Funded teams will present their project findings and impacts at a symposium at the UConn Storrs campus.

ESSSG proposal solicitation occurs during fall semesters.

Justice in the Environment Research Network Initiative (JERNI)

JERNI aims to build a collaborative network of justice-focused environmental researchers across the biophysical sciences, social sciences, humanities, engineering, law, and medical sciences. The network will:

  • create and support novel interdisciplinary partnerships that lead to future and fundable projects centered on environmental justice, and
  • provide faculty members with skill-development opportunities that focus on environmental justice research methodologies that enhance the social impact of research and scholarship and incorporate community involvement.

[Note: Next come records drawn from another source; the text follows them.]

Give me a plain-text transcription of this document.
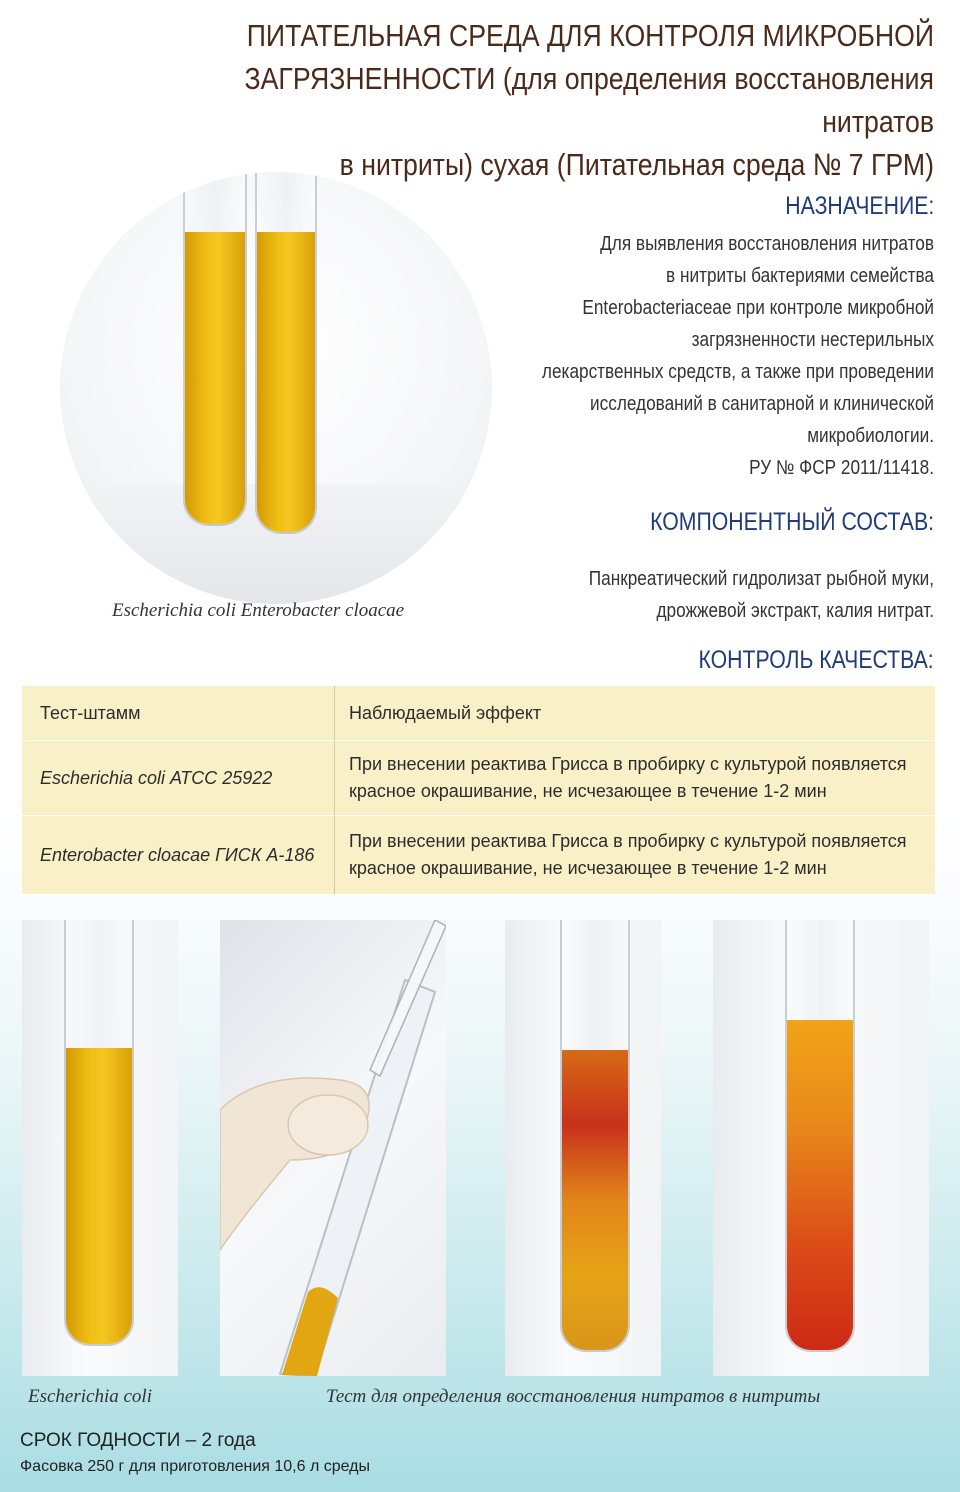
ПИТАТЕЛЬНАЯ СРЕДА ДЛЯ КОНТРОЛЯ МИКРОБНОЙ
ЗАГРЯЗНЕННОСТИ (для определения восстановления нитратов
в нитриты) сухая (Питательная среда № 7 ГРМ)
Escherichia coli Enterobacter cloacae
НАЗНАЧЕНИЕ:
Для выявления восстановления нитратов
в нитриты бактериями семейства
Enterobacteriaceae при контроле микробной
загрязненности нестерильных
лекарственных средств, а также при проведении
исследований в санитарной и клинической
микробиологии.
РУ № ФСР 2011/11418.
КОМПОНЕНТНЫЙ СОСТАВ:
Панкреатический гидролизат рыбной муки,
дрожжевой экстракт, калия нитрат.
КОНТРОЛЬ КАЧЕСТВА:
Тест-штамм	Наблюдаемый эффект
Escherichia coli АТСС 25922	При внесении реактива Грисса в пробирку с культурой появляется
красное окрашивание, не исчезающее в течение 1-2 мин

Enterobacter cloacae ГИСК А-186	При внесении реактива Грисса в пробирку с культурой появляется
красное окрашивание, не исчезающее в течение 1-2 мин
Escherichia coli	Тест для определения восстановления нитратов в нитриты
СРОК ГОДНОСТИ – 2 года
Фасовка 250 г для приготовления 10,6 л среды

By enabling authentic collaboration and training opportunities that transcend boundaries of traditional academic units, we hope to propel UConn’s reputation and leadership in environmental justice to one of national and international prominence. Project activities recognize the need for both collaborative research that integrates justice, equity, diversity, and inclusion into the science of solutions and for diversity, equity, and inclusion in the people, ideas, and approaches that constitute the scientific process.